В его глазах не было тени сомнения. Только «да».
Безоговорочное.
Он не произнёс ни слова.
Но в этой тишине была решимость. И – что-то ещё. Что-то, отдалённо похожее на нежность.
Как будто внутри него боролись воля и жажда.
Его ладони легли на мои бёдра. Осторожно. Словно я была не телом – хрупкостью. Тем, что можно потерять, если сжать слишком сильно.
А в следующую секунду – он притянул меня. Резко. Как будто передумал бояться.
Без предупреждения. Так, как хватаются за воздух, если знают – следующего вдоха может не быть.
Мои ноги обвили его – легко.
Без усилия.
Мы столкнулись – телами, дыханием, напряжением, которое зрело слишком долго и теперь не просило прощения за то, что стало необратимым.
Он вошёл в меня Медленно.
С тишиной между нами.
С тем самым взглядом, который длился слишком долго.
Он держал меня за бёдра, Крепко, Властно, будто только в этом движении он мог не потеряться.
Я двигалась навстречу – в ритме, у которого не было имени, но он был наш.
Он не отрывал взгляда от моего лица. И я не могла закрыть глаза.
Мы не прятались, ни от тела, ни от света.
Вокруг – кухня, кастрюли, чашки, утро. Это было святотатство. На фоне запаха кофе и хлеба. Там, где должна быть жизнь – мы совершали исповедь телом.
Он шептал мне в ухо:
– Кейт… ты… – И замолкал. Имя с его губ уже было всем. Язык не мог вместить то, что происходило между нами.
Слова ломались. Не влезали в то, что происходило.
Я прижалась к нему. Не за теплом – за правдой.
Грудью – в сердце. Лбом – в дыхание. Чтобы он знал: я здесь.
– Не останавливайся, – сказала я. Не просьба. Приказ. Спасение.
– Никогда, – ответил он. Тихо.
Когда я кончила – это был слом. Что-то внутри разлетелось и собрало меня заново.
Я падала внутрь в тело. В ту часть себя, куда не заходила годами. Где всё было чужим. Где я не чувствовала себя. До этого.
Он остался во мне.
Без движения. Просто держал. Тепло, плотно, живо. Боялся отойти. Потерять то, что случилось.
Он не просто вошёл, он остался. Не телом, собой. Его присутствие не исчезло с последним движением.
Он молчал, когда я сползала с него. Вся в дрожи. Сжимая его волосы – чтобы не упасть.
Он поднял меня. Легко, держал меня, пытаясь прижать глубже, чем позволяет кожа. Искавший путь войти в меня всем собой. Без остатка. Я не сопротивлялась. Я просто была. В нём. В этом.
Он нёс меня, как присягу. Медленно, чётко. Без права на ошибку. Каждое движение – будто держал не меня, а свою правду.
Я чувствовала его дыхание, жар кожи, тяжесть каждого шага.

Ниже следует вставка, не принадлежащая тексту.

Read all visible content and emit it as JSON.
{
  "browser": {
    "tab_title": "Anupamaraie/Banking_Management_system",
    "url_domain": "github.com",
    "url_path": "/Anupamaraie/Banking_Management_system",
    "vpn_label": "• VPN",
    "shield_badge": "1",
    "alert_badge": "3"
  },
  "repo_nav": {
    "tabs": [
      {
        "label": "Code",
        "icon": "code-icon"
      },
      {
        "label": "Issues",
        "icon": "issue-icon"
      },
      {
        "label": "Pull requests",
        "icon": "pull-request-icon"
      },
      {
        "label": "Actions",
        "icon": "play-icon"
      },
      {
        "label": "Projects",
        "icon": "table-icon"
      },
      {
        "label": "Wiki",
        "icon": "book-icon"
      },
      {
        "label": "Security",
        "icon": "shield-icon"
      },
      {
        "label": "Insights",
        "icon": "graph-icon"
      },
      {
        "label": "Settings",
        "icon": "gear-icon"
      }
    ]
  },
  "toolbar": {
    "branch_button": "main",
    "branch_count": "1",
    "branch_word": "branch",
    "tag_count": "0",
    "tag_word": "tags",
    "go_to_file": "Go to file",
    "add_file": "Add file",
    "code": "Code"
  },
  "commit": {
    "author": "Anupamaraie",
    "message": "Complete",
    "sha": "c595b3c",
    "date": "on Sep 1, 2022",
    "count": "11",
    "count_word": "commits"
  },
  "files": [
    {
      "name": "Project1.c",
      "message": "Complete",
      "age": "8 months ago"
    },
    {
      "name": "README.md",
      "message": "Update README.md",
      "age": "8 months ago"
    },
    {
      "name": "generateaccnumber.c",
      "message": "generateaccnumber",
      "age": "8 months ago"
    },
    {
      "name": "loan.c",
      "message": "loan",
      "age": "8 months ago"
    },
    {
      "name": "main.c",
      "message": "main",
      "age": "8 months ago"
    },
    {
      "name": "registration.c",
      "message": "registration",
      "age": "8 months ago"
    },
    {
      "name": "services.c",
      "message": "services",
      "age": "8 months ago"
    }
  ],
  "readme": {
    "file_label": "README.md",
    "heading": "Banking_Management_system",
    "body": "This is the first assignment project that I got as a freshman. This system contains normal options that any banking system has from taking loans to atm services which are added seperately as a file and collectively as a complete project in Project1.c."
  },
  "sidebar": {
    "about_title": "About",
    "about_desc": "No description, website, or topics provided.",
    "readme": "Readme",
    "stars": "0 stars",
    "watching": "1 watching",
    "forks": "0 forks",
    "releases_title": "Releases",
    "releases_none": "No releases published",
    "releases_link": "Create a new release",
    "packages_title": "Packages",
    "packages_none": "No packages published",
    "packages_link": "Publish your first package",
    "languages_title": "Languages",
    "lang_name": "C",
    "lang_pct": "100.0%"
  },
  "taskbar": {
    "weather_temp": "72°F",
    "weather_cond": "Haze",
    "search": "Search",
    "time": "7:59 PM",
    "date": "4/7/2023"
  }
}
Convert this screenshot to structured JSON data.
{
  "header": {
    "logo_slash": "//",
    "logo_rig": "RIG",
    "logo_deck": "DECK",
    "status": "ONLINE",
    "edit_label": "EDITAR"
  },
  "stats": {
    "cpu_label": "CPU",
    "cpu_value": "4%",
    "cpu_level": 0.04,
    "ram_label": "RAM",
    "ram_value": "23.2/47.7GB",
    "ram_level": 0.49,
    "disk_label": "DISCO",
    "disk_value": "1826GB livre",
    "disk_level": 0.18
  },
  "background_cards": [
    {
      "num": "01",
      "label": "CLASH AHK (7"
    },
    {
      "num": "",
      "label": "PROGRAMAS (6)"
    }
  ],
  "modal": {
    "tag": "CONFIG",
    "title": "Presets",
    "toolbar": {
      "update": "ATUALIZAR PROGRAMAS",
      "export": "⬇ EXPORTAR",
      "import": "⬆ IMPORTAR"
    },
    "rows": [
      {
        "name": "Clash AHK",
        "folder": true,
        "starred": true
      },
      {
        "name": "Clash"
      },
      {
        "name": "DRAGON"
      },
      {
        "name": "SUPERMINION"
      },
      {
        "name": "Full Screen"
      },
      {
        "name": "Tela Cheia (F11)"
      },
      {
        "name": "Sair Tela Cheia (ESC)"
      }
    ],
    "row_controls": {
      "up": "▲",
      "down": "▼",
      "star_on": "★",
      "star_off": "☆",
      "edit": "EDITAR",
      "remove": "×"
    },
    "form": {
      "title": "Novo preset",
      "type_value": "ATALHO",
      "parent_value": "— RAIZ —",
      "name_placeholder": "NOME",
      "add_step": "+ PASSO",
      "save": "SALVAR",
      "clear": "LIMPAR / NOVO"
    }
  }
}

Шёл – как тот, кто уже всё решил.
Ванная встретила нас отражениями и тишиной. Свет падал тускло.
Поставил меня на пол.
Вода – горячая. Пар поднимался, обволакивал, прятал. Не выпускал наружу ни одного звука.
Его ладони снова нашли меня. Движения – мягкие. Без резкости.
Как будто знал: после огня нужен пар. После битвы – тишина.
Поцелуй был другим. Не вспышка. Не жадность.
Тихий, медленный, глубокий.
Это было не слияние. Это было разложение.
Он разбирал меня, на дыхания, на чувства, на атомы. На всё, что я прятала даже от себя.
– Ты мой наркотик, – прошептал он. – Я сел на тебя, Кейт. И не хочу лечиться.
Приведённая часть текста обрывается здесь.